The S&P/TSX composite index fell 15.45 points to 16,514,61 — down 0.09 per cent for the day.
It was dragged down by several sectors including materials where shares lost, on average, 0.29 per cent of their worth. That fall came as the December gold contract fell US$20.60 to US$1,949.80 an ounce.
So-called fear plays, such as a shift toward gold, are likely to experience a pullback the closer scientists come to developing a successful COVID-19 vaccine, said Small, noting Russia recently approved a vaccine.
Even so, that approval has been met with some skepticism.
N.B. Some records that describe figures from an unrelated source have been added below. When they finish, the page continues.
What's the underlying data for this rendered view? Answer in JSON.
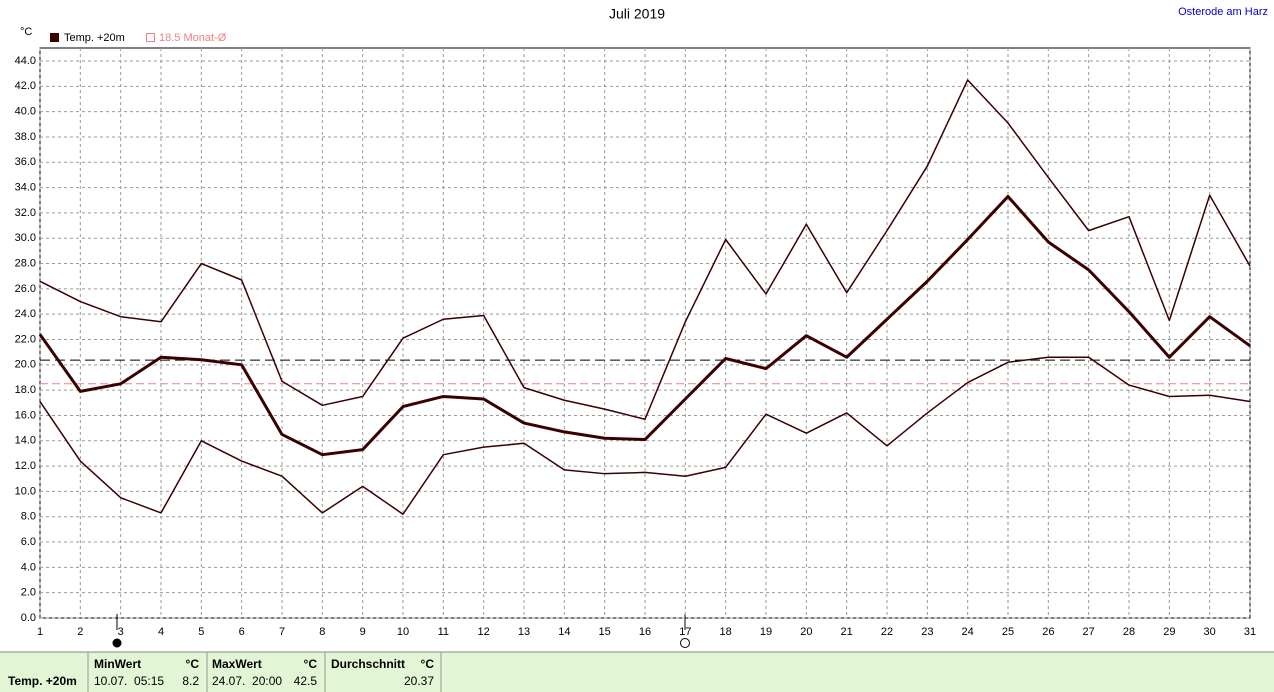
{
  "chart_data": {
    "type": "line",
    "title": "Juli 2019",
    "location": "Osterode am Harz",
    "y_unit": "°C",
    "x": [
      1,
      2,
      3,
      4,
      5,
      6,
      7,
      8,
      9,
      10,
      11,
      12,
      13,
      14,
      15,
      16,
      17,
      18,
      19,
      20,
      21,
      22,
      23,
      24,
      25,
      26,
      27,
      28,
      29,
      30,
      31
    ],
    "xlim": [
      1,
      31
    ],
    "ylim": [
      0,
      44
    ],
    "yticks": [
      {
        "value": 0,
        "label": "0.0"
      },
      {
        "value": 2,
        "label": "2.0"
      },
      {
        "value": 4,
        "label": "4.0"
      },
      {
        "value": 6,
        "label": "6.0"
      },
      {
        "value": 8,
        "label": "8.0"
      },
      {
        "value": 10,
        "label": "10.0"
      },
      {
        "value": 12,
        "label": "12.0"
      },
      {
        "value": 14,
        "label": "14.0"
      },
      {
        "value": 16,
        "label": "16.0"
      },
      {
        "value": 18,
        "label": "18.0"
      },
      {
        "value": 20,
        "label": "20.0"
      },
      {
        "value": 22,
        "label": "22.0"
      },
      {
        "value": 24,
        "label": "24.0"
      },
      {
        "value": 26,
        "label": "26.0"
      },
      {
        "value": 28,
        "label": "28.0"
      },
      {
        "value": 30,
        "label": "30.0"
      },
      {
        "value": 32,
        "label": "32.0"
      },
      {
        "value": 34,
        "label": "34.0"
      },
      {
        "value": 36,
        "label": "36.0"
      },
      {
        "value": 38,
        "label": "38.0"
      },
      {
        "value": 40,
        "label": "40.0"
      },
      {
        "value": 42,
        "label": "42.0"
      },
      {
        "value": 44,
        "label": "44.0"
      }
    ],
    "grid": true,
    "series": [
      {
        "color": "#3a0000",
        "width": 1.5,
        "values": [
          26.6,
          25.0,
          23.8,
          23.4,
          28.0,
          26.7,
          18.7,
          16.8,
          17.5,
          22.1,
          23.6,
          23.9,
          18.2,
          17.2,
          16.5,
          15.7,
          23.4,
          29.9,
          25.6,
          31.1,
          25.7,
          30.6,
          35.7,
          42.5,
          39.1,
          34.8,
          30.6,
          31.7,
          23.5,
          33.4,
          27.8
        ]
      },
      {
        "name": "Temp. +20m",
        "color": "#3a0000",
        "width": 3,
        "values": [
          22.4,
          17.9,
          18.5,
          20.6,
          20.4,
          20.0,
          14.5,
          12.9,
          13.3,
          16.7,
          17.5,
          17.3,
          15.4,
          14.7,
          14.2,
          14.1,
          17.3,
          20.5,
          19.7,
          22.3,
          20.6,
          23.6,
          26.6,
          29.9,
          33.3,
          29.7,
          27.5,
          24.2,
          20.6,
          23.8,
          21.5
        ]
      },
      {
        "color": "#3a0000",
        "width": 1.5,
        "values": [
          17.1,
          12.4,
          9.5,
          8.3,
          14.0,
          12.4,
          11.2,
          8.3,
          10.4,
          8.2,
          12.9,
          13.5,
          13.8,
          11.7,
          11.4,
          11.5,
          11.2,
          11.9,
          16.1,
          14.6,
          16.2,
          13.6,
          16.2,
          18.6,
          20.2,
          20.6,
          20.6,
          18.4,
          17.5,
          17.6,
          17.1
        ]
      }
    ],
    "monthly_mean": {
      "value": 18.5,
      "label": "Monat-Ø",
      "color": "#f08080"
    },
    "footer": {
      "min": {
        "header": "MinWert",
        "unit": "°C",
        "time": "10.07.  05:15",
        "value": 8.2
      },
      "max": {
        "header": "MaxWert",
        "unit": "°C",
        "time": "24.07.  20:00",
        "value": 42.5
      },
      "average": {
        "header": "Durchschnitt",
        "unit": "°C",
        "value": 20.37
      }
    }
  }
}
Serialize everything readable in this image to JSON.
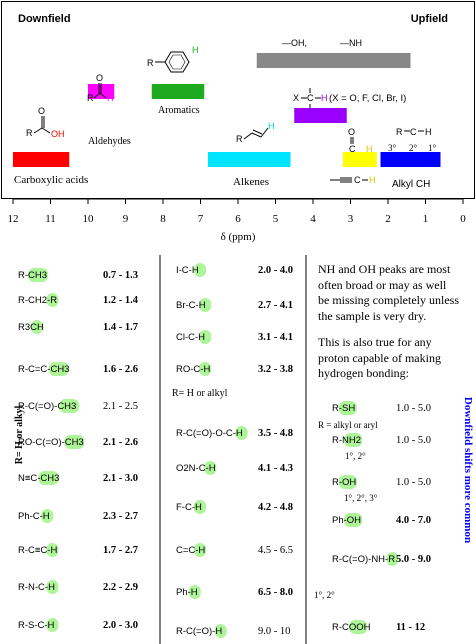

The World Health Organization said Russia's vaccine is not among the nine it considers in the advanced stages of testing as it doesn't have sufficient information to make a judgement.
In New York, the Dow Jones industrial average rose 34.30 points, or 0.12 per cent, to 27,931.02.
The Nasdaq composite lost 23.20 points, or 0.21 per cent, to 11,019.30 and the S&P 500 index retreated 0.58 of a point, or nearly 0.02, to 3,372.85.
The S&P remains just shy of its all-time closing high of 3,386.15 in February.
"It's interesting," said Small. "It seems like that's a bit of a stumbling block there."
People are trying to understand why the markets continue to rise amid the pandemic, said Small.
"I think there's this continuous conversation about is the stock market, or does the stock market, actually reflect what's going on in the economy," said Small, noting some believe they may have risen too fast from their earlier drop as the pandemic started.
Small believes the answer is no.
"The gap between the real economy and the stock market is being filled by central bank liquidity," he said, adding central banks around the world have pumped trillions of dollars into the economy and that stimulus has helped to bridge the gap.
The Canadian dollar traded for 75.47 cents US compared with 75.66 cents US on Thursday.
The September crude contract shed 23 cents to US$42.01 per barrel and the September natural gas contract rose 17 cents to nearly US$2.36 per mmBTU.
The September copper contract advanced five cents to nearly US$2.86 a pound.